When Ricky got home from school, he tossed his backpack on the floor and started down the hall toward his bedroom without saying a word to either of us. Mom called him back using all four of his names.
“Richard Joshua Martin Emmerson, you come back here this minute!”
He turned around slowly and made his way toward Mom. I scuttled past him into my bedroom, but even from behind the closed door I could hear the angry accusations ricocheting off the walls of our living room. I couldn’t make out very much of what they were saying, but I remember squeezing my eyes shut at the sheer meanness in their voices.
“You think I’m acting crazy?” I heard Mom shriek. “Who do you think is going to pay for the damage?”
I couldn’t hear Ricky’s reply.
Mom said something in a low, menacing tone and whatever it was it set Ricky off.
“Why are you such a — a witch?” he shouted. “Why do you always have to make such a big deal out of everything?

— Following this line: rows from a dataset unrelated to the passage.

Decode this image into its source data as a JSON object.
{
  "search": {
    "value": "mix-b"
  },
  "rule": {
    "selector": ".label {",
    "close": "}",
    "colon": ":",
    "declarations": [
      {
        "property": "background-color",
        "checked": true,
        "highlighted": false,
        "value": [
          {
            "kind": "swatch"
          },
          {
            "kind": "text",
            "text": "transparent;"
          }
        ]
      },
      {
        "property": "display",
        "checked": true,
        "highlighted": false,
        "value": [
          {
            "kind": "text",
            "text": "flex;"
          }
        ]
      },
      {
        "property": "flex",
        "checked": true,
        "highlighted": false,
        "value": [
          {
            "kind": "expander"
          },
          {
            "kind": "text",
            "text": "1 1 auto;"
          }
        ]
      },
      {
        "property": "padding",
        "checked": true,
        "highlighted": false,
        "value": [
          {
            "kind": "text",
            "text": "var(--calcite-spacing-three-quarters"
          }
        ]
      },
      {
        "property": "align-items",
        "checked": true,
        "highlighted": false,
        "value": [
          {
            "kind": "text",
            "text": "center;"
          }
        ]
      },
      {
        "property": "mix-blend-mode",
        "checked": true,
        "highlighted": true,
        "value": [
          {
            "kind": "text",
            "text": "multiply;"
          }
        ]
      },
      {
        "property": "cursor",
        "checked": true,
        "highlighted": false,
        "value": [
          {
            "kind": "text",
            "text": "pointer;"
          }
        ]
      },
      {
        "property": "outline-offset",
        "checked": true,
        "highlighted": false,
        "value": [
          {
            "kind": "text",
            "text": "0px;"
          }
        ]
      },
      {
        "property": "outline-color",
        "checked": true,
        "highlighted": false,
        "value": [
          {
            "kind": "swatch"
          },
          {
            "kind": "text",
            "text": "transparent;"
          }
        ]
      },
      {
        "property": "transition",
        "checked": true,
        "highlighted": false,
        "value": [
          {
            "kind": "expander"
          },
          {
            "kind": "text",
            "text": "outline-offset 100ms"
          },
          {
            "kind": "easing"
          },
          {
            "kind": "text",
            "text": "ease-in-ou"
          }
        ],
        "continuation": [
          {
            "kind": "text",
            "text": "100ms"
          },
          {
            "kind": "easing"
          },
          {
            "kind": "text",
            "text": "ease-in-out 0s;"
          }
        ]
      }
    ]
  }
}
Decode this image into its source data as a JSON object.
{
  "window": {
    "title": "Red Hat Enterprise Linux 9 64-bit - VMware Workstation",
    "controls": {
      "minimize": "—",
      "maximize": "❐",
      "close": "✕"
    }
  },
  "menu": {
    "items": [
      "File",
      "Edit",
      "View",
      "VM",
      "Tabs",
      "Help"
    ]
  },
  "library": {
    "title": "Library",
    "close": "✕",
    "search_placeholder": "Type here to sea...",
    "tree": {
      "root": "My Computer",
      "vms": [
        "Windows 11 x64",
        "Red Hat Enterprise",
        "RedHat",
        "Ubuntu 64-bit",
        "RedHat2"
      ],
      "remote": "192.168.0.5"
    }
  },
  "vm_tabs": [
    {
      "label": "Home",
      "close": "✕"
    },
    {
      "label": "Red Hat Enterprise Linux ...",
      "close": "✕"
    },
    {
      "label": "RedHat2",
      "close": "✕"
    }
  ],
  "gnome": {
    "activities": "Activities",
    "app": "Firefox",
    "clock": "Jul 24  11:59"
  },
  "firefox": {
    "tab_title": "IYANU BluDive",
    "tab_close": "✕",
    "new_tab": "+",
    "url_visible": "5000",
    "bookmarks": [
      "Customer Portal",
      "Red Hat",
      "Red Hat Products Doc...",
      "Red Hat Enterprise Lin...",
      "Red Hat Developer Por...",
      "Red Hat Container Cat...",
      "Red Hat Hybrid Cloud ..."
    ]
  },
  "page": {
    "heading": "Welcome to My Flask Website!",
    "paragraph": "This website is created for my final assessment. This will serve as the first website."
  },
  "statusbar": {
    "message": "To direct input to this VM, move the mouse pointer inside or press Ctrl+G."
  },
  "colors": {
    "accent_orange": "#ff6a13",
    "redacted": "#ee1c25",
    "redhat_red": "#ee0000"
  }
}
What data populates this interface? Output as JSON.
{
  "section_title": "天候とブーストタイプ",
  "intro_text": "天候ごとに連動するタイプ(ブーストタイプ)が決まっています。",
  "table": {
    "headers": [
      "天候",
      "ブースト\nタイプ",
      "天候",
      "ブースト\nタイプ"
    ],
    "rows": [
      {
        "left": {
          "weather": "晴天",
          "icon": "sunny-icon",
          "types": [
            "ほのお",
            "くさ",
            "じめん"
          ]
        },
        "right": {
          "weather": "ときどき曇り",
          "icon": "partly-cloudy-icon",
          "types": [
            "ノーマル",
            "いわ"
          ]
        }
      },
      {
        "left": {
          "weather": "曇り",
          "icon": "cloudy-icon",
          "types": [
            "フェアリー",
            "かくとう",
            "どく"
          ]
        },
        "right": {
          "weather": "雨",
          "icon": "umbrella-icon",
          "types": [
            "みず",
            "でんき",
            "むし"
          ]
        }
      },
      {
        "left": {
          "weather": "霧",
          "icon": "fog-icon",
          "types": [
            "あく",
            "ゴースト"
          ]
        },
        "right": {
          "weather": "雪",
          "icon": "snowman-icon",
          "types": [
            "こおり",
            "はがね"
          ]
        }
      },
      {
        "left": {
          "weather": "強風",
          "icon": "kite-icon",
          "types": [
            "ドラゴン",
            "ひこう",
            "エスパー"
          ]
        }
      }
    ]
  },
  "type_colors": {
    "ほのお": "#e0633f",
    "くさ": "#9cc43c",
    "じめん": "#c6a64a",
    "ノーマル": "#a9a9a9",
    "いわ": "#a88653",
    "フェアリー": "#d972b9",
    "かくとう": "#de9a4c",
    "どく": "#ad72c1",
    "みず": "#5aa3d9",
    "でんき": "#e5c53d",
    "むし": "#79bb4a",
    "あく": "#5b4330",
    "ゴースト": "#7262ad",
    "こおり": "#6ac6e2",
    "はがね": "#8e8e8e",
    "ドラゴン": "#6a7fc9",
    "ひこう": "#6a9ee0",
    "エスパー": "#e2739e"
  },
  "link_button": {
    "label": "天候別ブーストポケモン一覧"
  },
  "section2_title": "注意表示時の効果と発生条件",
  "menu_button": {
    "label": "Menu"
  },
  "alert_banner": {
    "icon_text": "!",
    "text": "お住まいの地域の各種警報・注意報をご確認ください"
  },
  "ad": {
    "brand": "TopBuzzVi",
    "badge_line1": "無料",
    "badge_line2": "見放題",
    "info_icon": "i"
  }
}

Just leave me alone!”
“You don’t even care, do you?” Mom yelled, right before I heard the bedroom door next to mine slam.
I peeked out of my room and saw Mom leaning forward, one hand on her chest. Her eyes were closed again and she was biting her lip. She stood, shoulders hunched, for a few seconds before straightening up and taking a deep breath.
I found out later from Ricky what he’d done. He’d written the word SHIT with a thick black marker on the wall in the boys’ bathroom. And he’d smashed one of the mirrors above the sinks with his foot.
“Why did you do that?” I whispered.
“I was mad.”
At the time, I couldn’t comprehend that kind of violent anger. That urge to strike out, to cause damage, to hurt someone or something.
I BECAME A PLEASER. AT home, at school, anytime I was around other people, I went out of my way to be helpful and polite. It’s possible I was just a nice kid, but I seem to remember making a concerted effort to be good, to not cause any trouble.
Once, at recess, I picked up an empty juice box and a Kit Kat wrapper that was blowing around on the tarmac. When I carried them over to a garbage can by the door, Mrs. Smith, my grade two teacher, gave me a beaming smile. “Why thank you, Zoe!” she said. “We could use more helpers like you!”
The next day, on my way outside for recess, I reached into one of the garbage cans in the hall and pulled out some crumpled wrappers and a damp Kleenex. I quickly stuffed them in my pocket, planning to repeat my little garbage hero performance when it was time to come inside.
As I was straightening up, I heard snickering behind me. “Garbage-picker! Garbage-picker! Zoe is a garbage-picker!”
Ashley Ridowski and Jennifer Palmer were both pointing at me, their faces scrunched up with exaggerated disgust. I stared at them, my mouth hanging open in an ‘O’ of surprise, then turned and fled. Later, at home, I pulled the wrappers and the soggy Kleenex from my pocket and dumped them in our kitchen garbage under the sink, where no one could see.
RICKY’S SHENANIGANS, AS MOM NAIVELY refers to them now, only got worse when he went to high school and started hanging around with Darius. The two of them were trouble. I never liked Darius, not from the first time I met him. He had greasy hair that hung in his eyes and this hunched way of walking that I’m sure he thought was cool, but that really made him look like he was too lazy to stand up straight. Mostly Darius ignored me when he was at our house, which was fine by me because I didn’t like talking to my brother’s friends.
I woke up one morning to the sound of Mom crying as she asked Ricky over and over, “What were you thinking? Oh Ricky, what on earth were you thinking?” I couldn’t hear his reply, so I imagined him shrugging at her the way he so often did when she wanted an explanation. His reaction to pretty much everything at that time was casual indifference. Shrugging us off.